The effects of off-axis transverse deflection loading on the failure strain of various high-performance fibers

Abstract

Single filaments are subjected to a transverse deflection loading environment in efforts to gain insight into the failure strain of soft-body armor systems experiencing transverse impact. The fiber types utilized for all such experiments are Kevlar® KM2, Spectra® 130d, Dyneema® SK62, Dyneema® SK76, and Zylon® 555. In order to understand the effect of indenter shape, three different indenter geometries are utilized, namely a 0.30 caliber rounded head, a 0.30 caliber fragment simulation projectile (FSP), and high-carbon steel razor blades. The angle at failure is also varied in order to evaluate the presence of a stress concentration developed around such indenters through angles that would be produced during the transverse impact of single fibers/yarns. Loading with the rounded indenter yields failure strain values similar to pure longitudinal tensile experiments.
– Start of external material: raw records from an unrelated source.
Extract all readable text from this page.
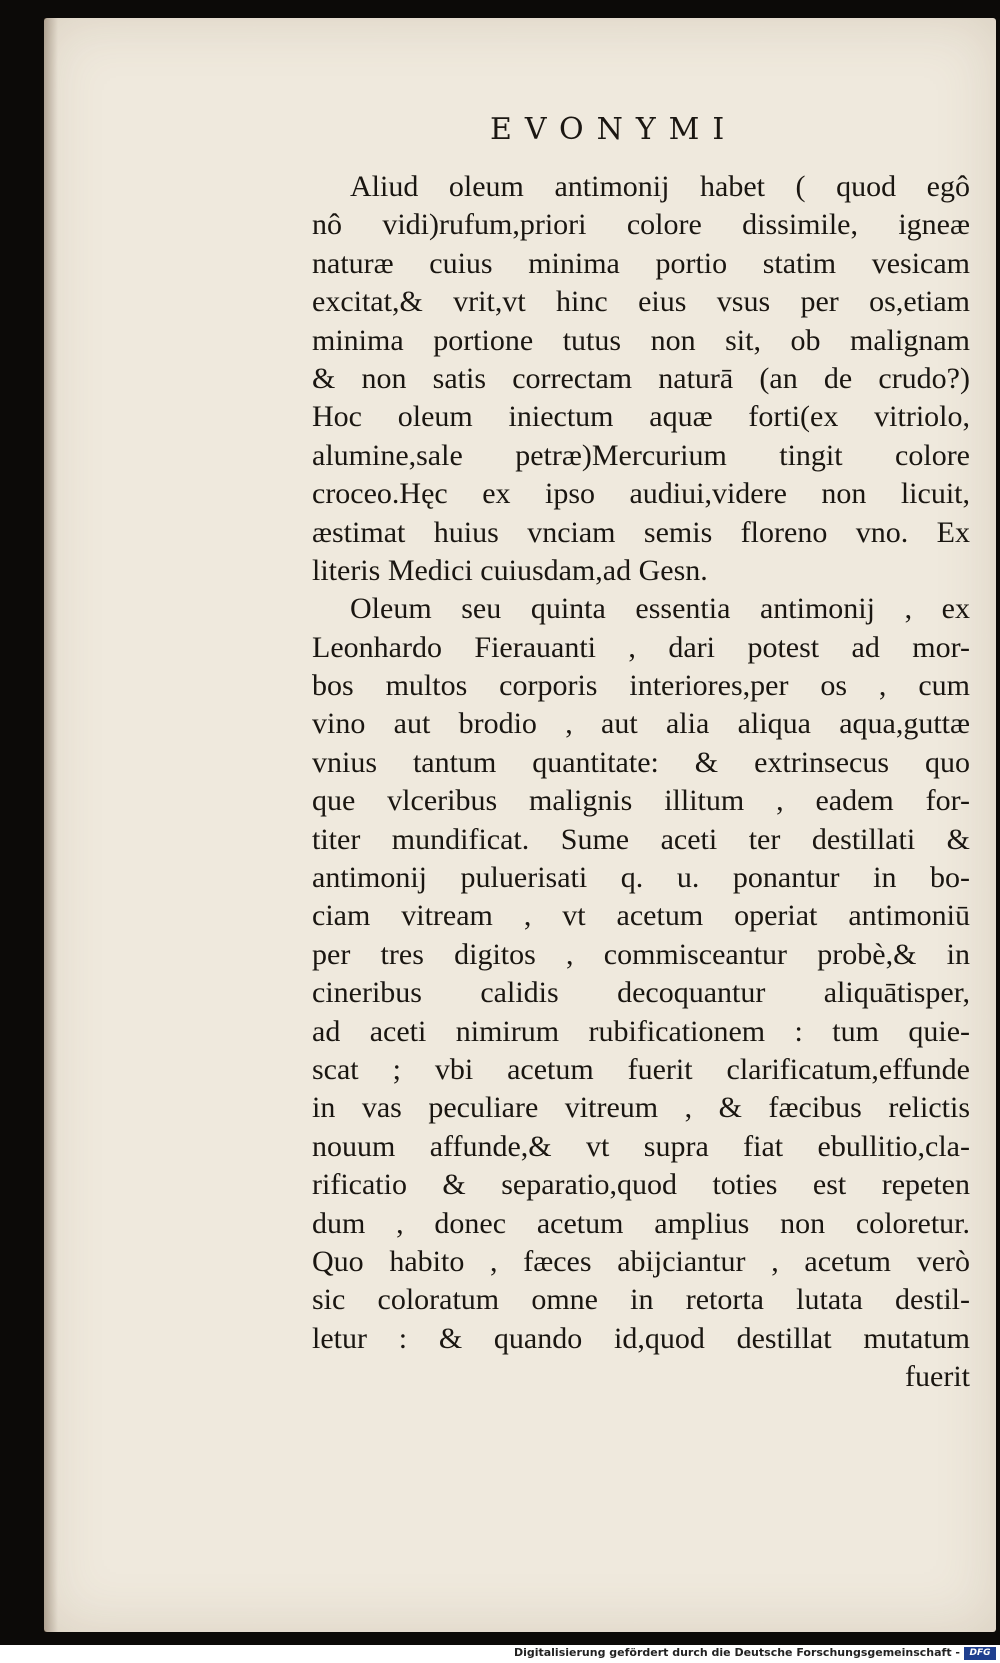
EVONYMI
Aliud oleum antimonij habet ( quod egô
nô vidi)rufum,priori colore dissimile, igneæ
naturæ cuius minima portio statim vesicam
excitat,& vrit,vt hinc eius vsus per os,etiam
minima portione tutus non sit, ob malignam
& non satis correctam naturā (an de crudo?)
Hoc oleum iniectum aquæ forti(ex vitriolo,
alumine,sale petræ)Mercurium tingit colore
croceo.Hęc ex ipso audiui,videre non licuit,
æstimat huius vnciam semis floreno vno. Ex
literis Medici cuiusdam,ad Gesn.
Oleum seu quinta essentia antimonij , ex
Leonhardo Fierauanti , dari potest ad mor-
bos multos corporis interiores,per os , cum
vino aut brodio , aut alia aliqua aqua,guttæ
vnius tantum quantitate: & extrinsecus quo
que vlceribus malignis illitum , eadem for-
titer mundificat. Sume aceti ter destillati &
antimonij puluerisati q. u. ponantur in bo-
ciam vitream , vt acetum operiat antimoniū
per tres digitos , commisceantur probè,& in
cineribus calidis decoquantur aliquātisper,
ad aceti nimirum rubificationem : tum quie-
scat ; vbi acetum fuerit clarificatum,effunde
in vas peculiare vitreum , & fæcibus relictis
nouum affunde,& vt supra fiat ebullitio,cla-
rificatio & separatio,quod toties est repeten
dum , donec acetum amplius non coloretur.
Quo habito , fæces abijciantur , acetum verò
sic coloratum omne in retorta lutata destil-
letur : & quando id,quod destillat mutatum
fuerit
Digitalisierung gefördert durch die Deutsche Forschungsgemeinschaft -	DFG
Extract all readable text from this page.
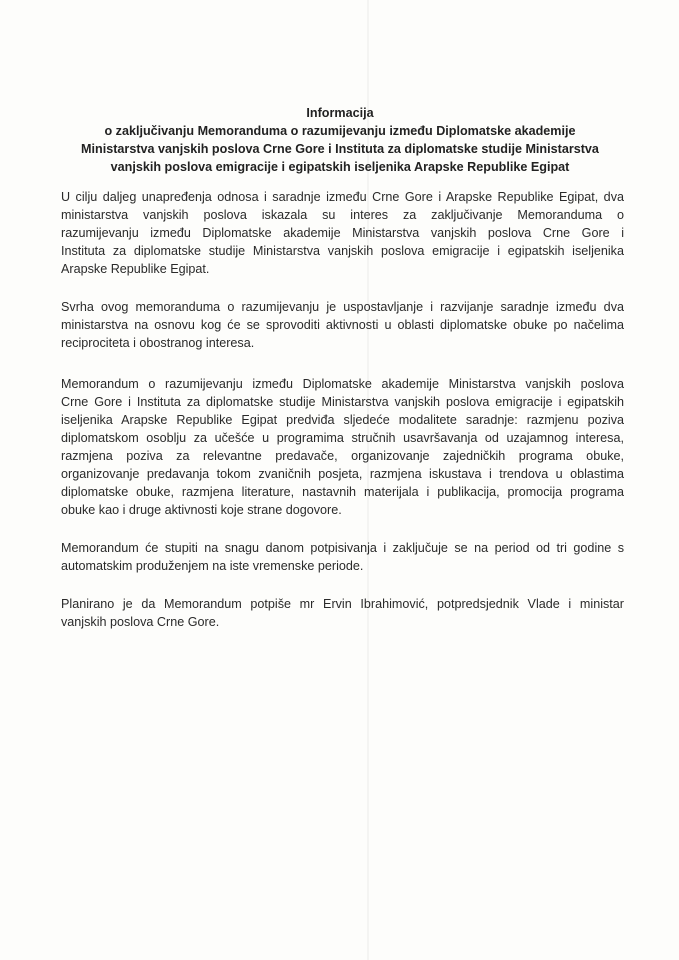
Informacija
o zaključivanju Memoranduma o razumijevanju između Diplomatske akademije
Ministarstva vanjskih poslova Crne Gore i Instituta za diplomatske studije Ministarstva
vanjskih poslova emigracije i egipatskih iseljenika Arapske Republike Egipat
U cilju daljeg unapređenja odnosa i saradnje između Crne Gore i Arapske Republike Egipat, dva
ministarstva vanjskih poslova iskazala su interes za zaključivanje Memoranduma o
razumijevanju između Diplomatske akademije Ministarstva vanjskih poslova Crne Gore i
Instituta za diplomatske studije Ministarstva vanjskih poslova emigracije i egipatskih iseljenika
Arapske Republike Egipat.
Svrha ovog memoranduma o razumijevanju je uspostavljanje i razvijanje saradnje između dva
ministarstva na osnovu kog će se sprovoditi aktivnosti u oblasti diplomatske obuke po načelima
reciprociteta i obostranog interesa.
Memorandum o razumijevanju između Diplomatske akademije Ministarstva vanjskih poslova
Crne Gore i Instituta za diplomatske studije Ministarstva vanjskih poslova emigracije i egipatskih
iseljenika Arapske Republike Egipat predviđa sljedeće modalitete saradnje: razmjenu poziva
diplomatskom osoblju za učešće u programima stručnih usavršavanja od uzajamnog interesa,
razmjena poziva za relevantne predavače, organizovanje zajedničkih programa obuke,
organizovanje predavanja tokom zvaničnih posjeta, razmjena iskustava i trendova u oblastima
diplomatske obuke, razmjena literature, nastavnih materijala i publikacija, promocija programa
obuke kao i druge aktivnosti koje strane dogovore.
Memorandum će stupiti na snagu danom potpisivanja i zaključuje se na period od tri godine s
automatskim produženjem na iste vremenske periode.
Planirano je da Memorandum potpiše mr Ervin Ibrahimović, potpredsjednik Vlade i ministar
vanjskih poslova Crne Gore.
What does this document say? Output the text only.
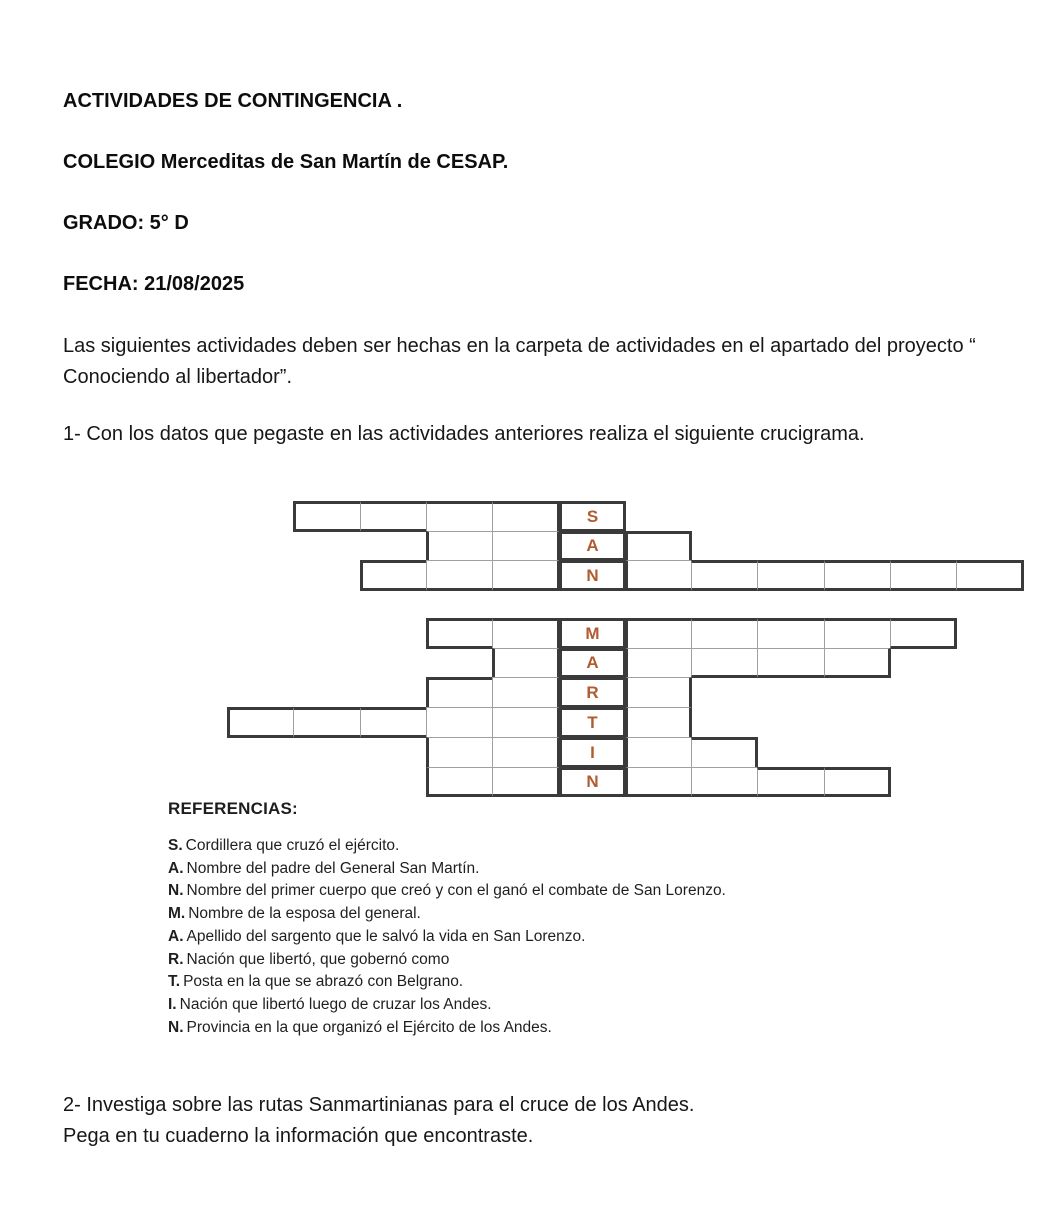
ACTIVIDADES DE CONTINGENCIA .
COLEGIO Merceditas de San Martín de CESAP.
GRADO: 5° D
FECHA: 21/08/2025
Las siguientes actividades deben ser hechas en la carpeta de actividades en el apartado del proyecto “ Conociendo al libertador”.
1- Con los datos que pegaste en las actividades anteriores realiza el siguiente crucigrama.
S
A
N
M
A
R
T
I
N
REFERENCIAS:
S. Cordillera que cruzó el ejército.
A. Nombre del padre del General San Martín.
N. Nombre del primer cuerpo que creó y con el ganó el combate de San Lorenzo.
M. Nombre de la esposa del general.
A. Apellido del sargento que le salvó la vida en San Lorenzo.
R. Nación que libertó, que gobernó como
T. Posta en la que se abrazó con Belgrano.
I. Nación que libertó luego de cruzar los Andes.
N. Provincia en la que organizó el Ejército de los Andes.
2- Investiga sobre las rutas Sanmartinianas para el cruce de los Andes.
Pega en tu cuaderno la información que encontraste.
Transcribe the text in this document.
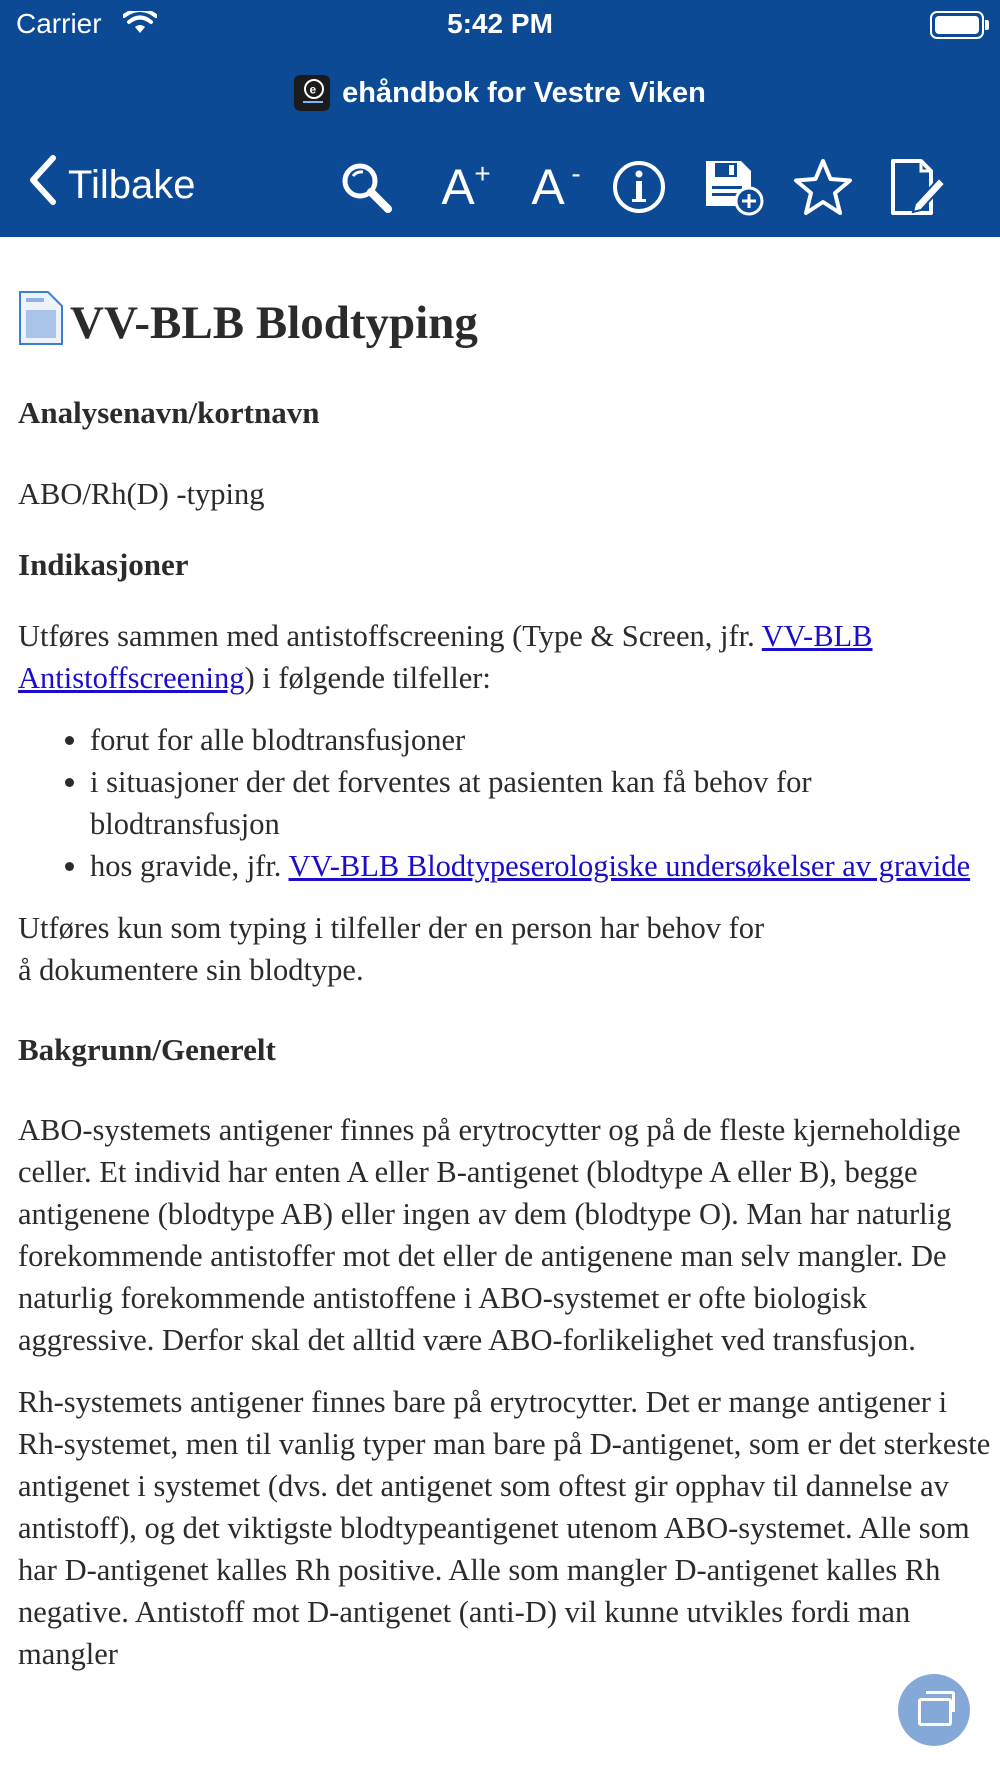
Carrier	5:42 PM
e ehåndbok for Vestre Viken
Tilbake	A + A -
VV-BLB Blodtyping
Analysenavn/kortnavn

ABO/Rh(D) -typing

Indikasjoner

Utføres sammen med antistoffscreening (Type & Screen, jfr. VV-BLB Antistoffscreening) i følgende tilfeller:

• forut for alle blodtransfusjoner
• i situasjoner der det forventes at pasienten kan få behov for blodtransfusjon
• hos gravide, jfr. VV-BLB Blodtypeserologiske undersøkelser av gravide

Utføres kun som typing i tilfeller der en person har behov for å dokumentere sin blodtype.

Bakgrunn/Generelt

ABO-systemets antigener finnes på erytrocytter og på de fleste kjerneholdige celler. Et individ har enten A eller B-antigenet (blodtype A eller B), begge antigenene (blodtype AB) eller ingen av dem (blodtype O). Man har naturlig forekommende antistoffer mot det eller de antigenene man selv mangler. De naturlig forekommende antistoffene i ABO-systemet er ofte biologisk aggressive. Derfor skal det alltid være ABO-forlikelighet ved transfusjon.

Rh-systemets antigener finnes bare på erytrocytter. Det er mange antigener i Rh-systemet, men til vanlig typer man bare på D-antigenet, som er det sterkeste antigenet i systemet (dvs. det antigenet som oftest gir opphav til dannelse av antistoff), og det viktigste blodtypeantigenet utenom ABO-systemet. Alle som har D-antigenet kalles Rh positive. Alle som mangler D-antigenet kalles Rh negative. Antistoff mot D-antigenet (anti-D) vil kunne utvikles fordi man mangler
Fibers loaded via a razor blade show a drastic reduction in failure strain, although the demonstrated failure strains are reasonably similar for all tested angles. Most interestingly, fibers loaded with the FSP show a reduction in failure strain with increasing loading angles, with low angle and high angle failure strains being similar to failure strains of fibers loaded with the rounded indenter and razor blade, respectively. In efforts to gain further insight into the method of fiber failure due to different loading configurations, post-mortem fracture surfaces are imaged for Kevlar® KM2 and Dyneema® SK76.